Unlocking a hidden Ireland one travesty at a time

by Bríon Hoban

Tuam Babies. Image Credit: thejournal.ie

One of the many terrible aspects of the mass grave being discovered at Tuam is that no one can say the situation is unprecedented. This is not the first horror of the past to make itself known in recent years.

This is simply the latest in a long list of travesties committed or facilitated by the so called pillars of society. As is standard it was the most vulnerable people who suffered worst.

President Michael D. Higgins said that the discovery of mass grave of babies “is another necessary step in blowing open the locked doors of a hidden Ireland.”

This ‘hidden’ Ireland of the past shocks us to the core. One wonders what ‘hidden’ aspects of modern Ireland will shock the society of fifty years from now.

Let it never be forgotten that while most people did not participate in these horrors personally, the negligence of society is what allowed them to occur.

“No nuns broke into our homes to kidnap our children,” said Taoiseach Enda Kenny while addressing the Dáil. These crimes were facilitated by a society that viewed these children as lesser due to the circumstances of their birth.

What crimes do we facilitate today? What injustices against our fellow man do we allow through our negligence and lethargy?
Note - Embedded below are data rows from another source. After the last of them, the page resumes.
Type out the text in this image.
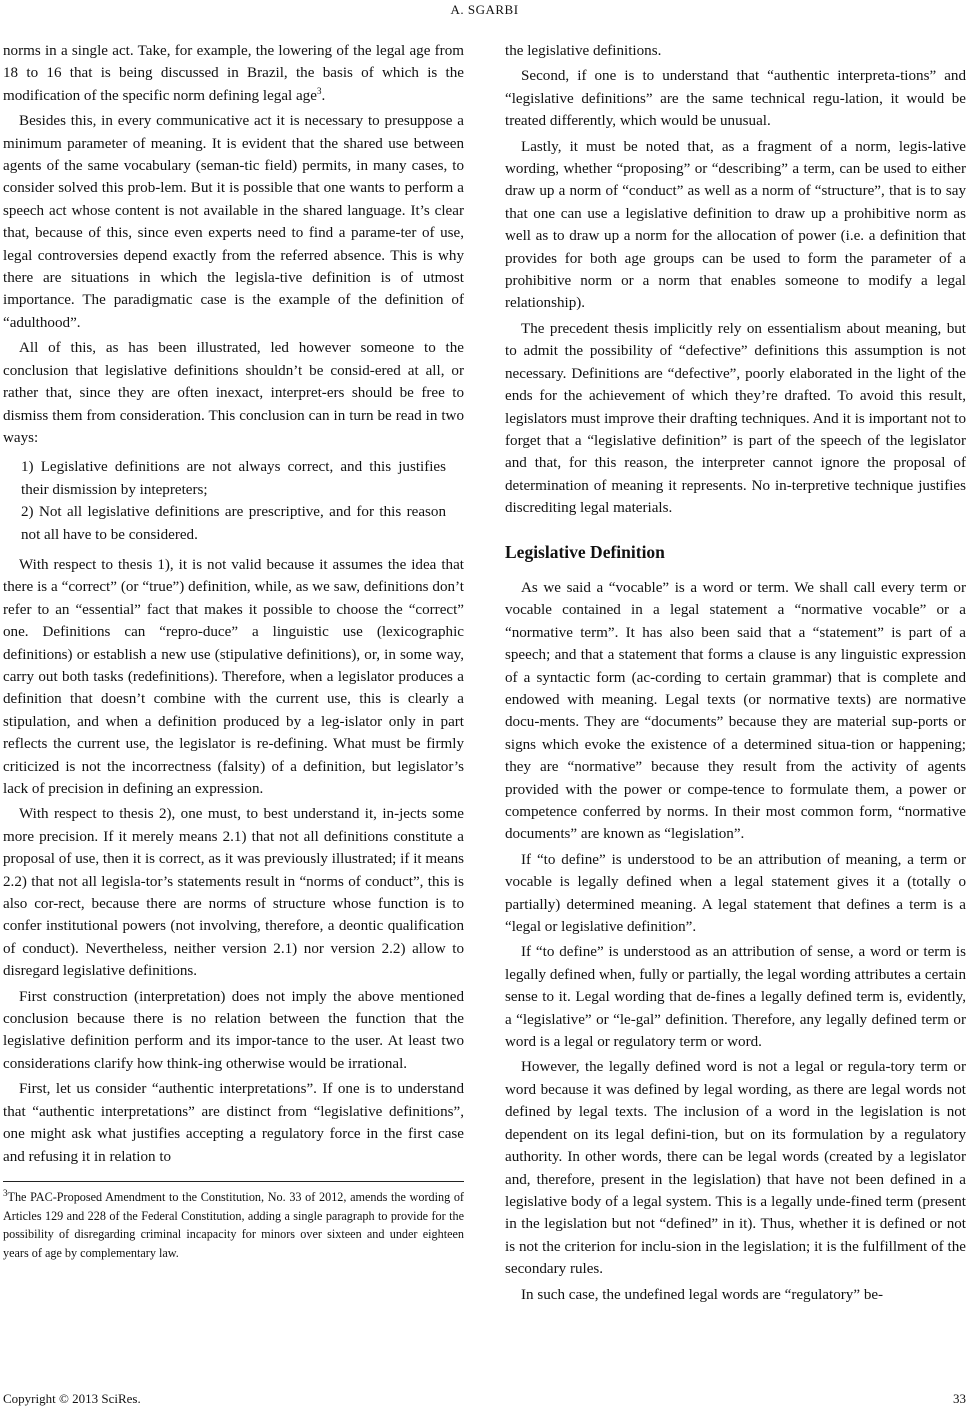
A. SGARBI

norms in a single act. Take, for example, the lowering of the legal age from 18 to 16 that is being discussed in Brazil, the basis of which is the modification of the specific norm defining legal age$^3$.

Besides this, in every communicative act it is necessary to presuppose a minimum parameter of meaning. It is evident that the shared use between agents of the same vocabulary (seman-tic field) permits, in many cases, to consider solved this prob-lem. But it is possible that one wants to perform a speech act whose content is not available in the shared language. It’s clear that, because of this, since even experts need to find a parame-ter of use, legal controversies depend exactly from the referred absence. This is why there are situations in which the legisla-tive definition is of utmost importance. The paradigmatic case is the example of the definition of “adulthood”.

All of this, as has been illustrated, led however someone to the conclusion that legislative definitions shouldn’t be consid-ered at all, or rather that, since they are often inexact, interpret-ers should be free to dismiss them from consideration. This conclusion can in turn be read in two ways:

1) Legislative definitions are not always correct, and this justifies their dismission by intepreters;

2) Not all legislative definitions are prescriptive, and for this reason not all have to be considered.

With respect to thesis 1), it is not valid because it assumes the idea that there is a “correct” (or “true”) definition, while, as we saw, definitions don’t refer to an “essential” fact that makes it possible to choose the “correct” one. Definitions can “repro-duce” a linguistic use (lexicographic definitions) or establish a new use (stipulative definitions), or, in some way, carry out both tasks (redefinitions). Therefore, when a legislator produces a definition that doesn’t combine with the current use, this is clearly a stipulation, and when a definition produced by a leg-islator only in part reflects the current use, the legislator is re-defining. What must be firmly criticized is not the incorrectness (falsity) of a definition, but legislator’s lack of precision in defining an expression.

With respect to thesis 2), one must, to best understand it, in-jects some more precision. If it merely means 2.1) that not all definitions constitute a proposal of use, then it is correct, as it was previously illustrated; if it means 2.2) that not all legisla-tor’s statements result in “norms of conduct”, this is also cor-rect, because there are norms of structure whose function is to confer institutional powers (not involving, therefore, a deontic qualification of conduct). Nevertheless, neither version 2.1) nor version 2.2) allow to disregard legislative definitions.

First construction (interpretation) does not imply the above mentioned conclusion because there is no relation between the function that the legislative definition perform and its impor-tance to the user. At least two considerations clarify how think-ing otherwise would be irrational.

First, let us consider “authentic interpretations”. If one is to understand that “authentic interpretations” are distinct from “legislative definitions”, one might ask what justifies accepting a regulatory force in the first case and refusing it in relation to

$^3$The PAC-Proposed Amendment to the Constitution, No. 33 of 2012, amends the wording of Articles 129 and 228 of the Federal Constitution, adding a single paragraph to provide for the possibility of disregarding criminal incapacity for minors over sixteen and under eighteen years of age by complementary law.

the legislative definitions.

Second, if one is to understand that “authentic interpreta-tions” and “legislative definitions” are the same technical regu-lation, it would be treated differently, which would be unusual.

Lastly, it must be noted that, as a fragment of a norm, legis-lative wording, whether “proposing” or “describing” a term, can be used to either draw up a norm of “conduct” as well as a norm of “structure”, that is to say that one can use a legislative definition to draw up a prohibitive norm as well as to draw up a norm for the allocation of power (i.e. a definition that provides for both age groups can be used to form the parameter of a prohibitive norm or a norm that enables someone to modify a legal relationship).

The precedent thesis implicitly rely on essentialism about meaning, but to admit the possibility of “defective” definitions this assumption is not necessary. Definitions are “defective”, poorly elaborated in the light of the ends for the achievement of which they’re drafted. To avoid this result, legislators must improve their drafting techniques. And it is important not to forget that a “legislative definition” is part of the speech of the legislator and that, for this reason, the interpreter cannot ignore the proposal of determination of meaning it represents. No in-terpretive technique justifies discrediting legal materials.

Legislative Definition

As we said a “vocable” is a word or term. We shall call every term or vocable contained in a legal statement a “normative vocable” or a “normative term”. It has also been said that a “statement” is part of a speech; and that a statement that forms a clause is any linguistic expression of a syntactic form (ac-cording to certain grammar) that is complete and endowed with meaning. Legal texts (or normative texts) are normative docu-ments. They are “documents” because they are material sup-ports or signs which evoke the existence of a determined situa-tion or happening; they are “normative” because they result from the activity of agents provided with the power or compe-tence to formulate them, a power or competence conferred by norms. In their most common form, “normative documents” are known as “legislation”.

If “to define” is understood to be an attribution of meaning, a term or vocable is legally defined when a legal statement gives it a (totally o partially) determined meaning. A legal statement that defines a term is a “legal or legislative definition”.

If “to define” is understood as an attribution of sense, a word or term is legally defined when, fully or partially, the legal wording attributes a certain sense to it. Legal wording that de-fines a legally defined term is, evidently, a “legislative” or “le-gal” definition. Therefore, any legally defined term or word is a legal or regulatory term or word.

However, the legally defined word is not a legal or regula-tory term or word because it was defined by legal wording, as there are legal words not defined by legal texts. The inclusion of a word in the legislation is not dependent on its legal defini-tion, but on its formulation by a regulatory authority. In other words, there can be legal words (created by a legislator and, therefore, present in the legislation) that have not been defined in a legislative body of a legal system. This is a legally unde-fined term (present in the legislation but not “defined” in it). Thus, whether it is defined or not is not the criterion for inclu-sion in the legislation; it is the fulfillment of the secondary rules.

In such case, the undefined legal words are “regulatory” be-

Copyright © 2013 SciRes.	33
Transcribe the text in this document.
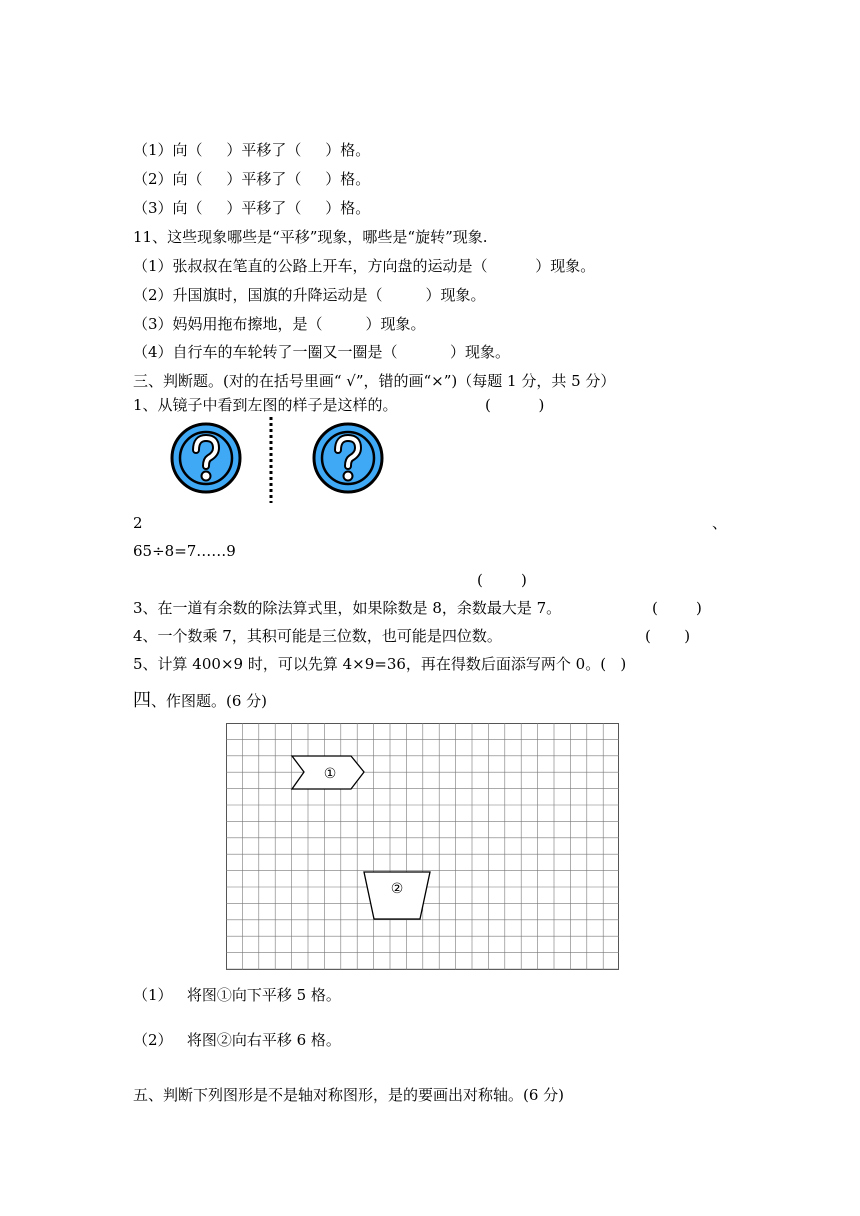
（1）向（     ）平移了（     ）格。
（2）向（     ）平移了（     ）格。
（3）向（     ）平移了（     ）格。
11、这些现象哪些是“平移”现象，哪些是“旋转”现象.
（1）张叔叔在笔直的公路上开车，方向盘的运动是（          ）现象。
（2）升国旗时，国旗的升降运动是（         ）现象。
（3）妈妈用拖布擦地，是（         ）现象。
（4）自行车的车轮转了一圈又一圈是（           ）现象。
三、判断题。(对的在括号里画“ √”，错的画“×”)（每题 1 分，共 5 分）
1、从镜子中看到左图的样子是这样的。	(          )
2	、
65÷8=7……9
(        )
3、在一道有余数的除法算式里，如果除数是 8，余数最大是 7。	(        )
4、一个数乘 7，其积可能是三位数，也可能是四位数。	(       )
5、计算 400×9 时，可以先算 4×9=36，再在得数后面添写两个 0。(   )
四、作图题。(6 分)
①
②
（1）   将图①向下平移 5 格。
（2）   将图②向右平移 6 格。
五、判断下列图形是不是轴对称图形，是的要画出对称轴。(6 分)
Focus Ireland estimated that there were over 7,000 homeless people in the final weeks of 2016. A Housing Agency report revealed that there are over 230,000 unoccupied residences in the country.

The Government has not passed emergency legislation to make these unoccupied residences available to those who need them most. We, as a society, have not called on them to do so.

Yes, this would require a radical change in how our society operates. Yes, this would likely be very unpopular with the owners of the unoccupied residences.

Yet, are we really prepared to let people suffer merely because solving the issue would be complicated? It appears, lamentably, that we are.

The difference between the homeless crisis and the Tuam mass grave is not the scale of death, but rather the localisation of that scale. There will never be a mass grave for the homeless.

When a homeless person dies, they die alone. One by one they disappear, remarked upon sorrowfully by society, but rarely at the forefront of a national conversation.

The life expectancy of the average Irish person is roughly 80 years old. The average life expectancy of a homeless person in Ireland is 42, according to a report published in 2015.

The mass grave in Tuam is horrible to contemplate. While we cannot change this unjust piece of history, we can ensure history does not repeat itself.

We cannot claim ignorance on this issue. We cannot pretend we had no earthly idea that people in our society are suffering unjustly every day.

It is our duty to at least attempt to help those in need. Otherwise we will one day be judged just as harshly as we judge the society that allowed the crimes in Tuam be perpetrated.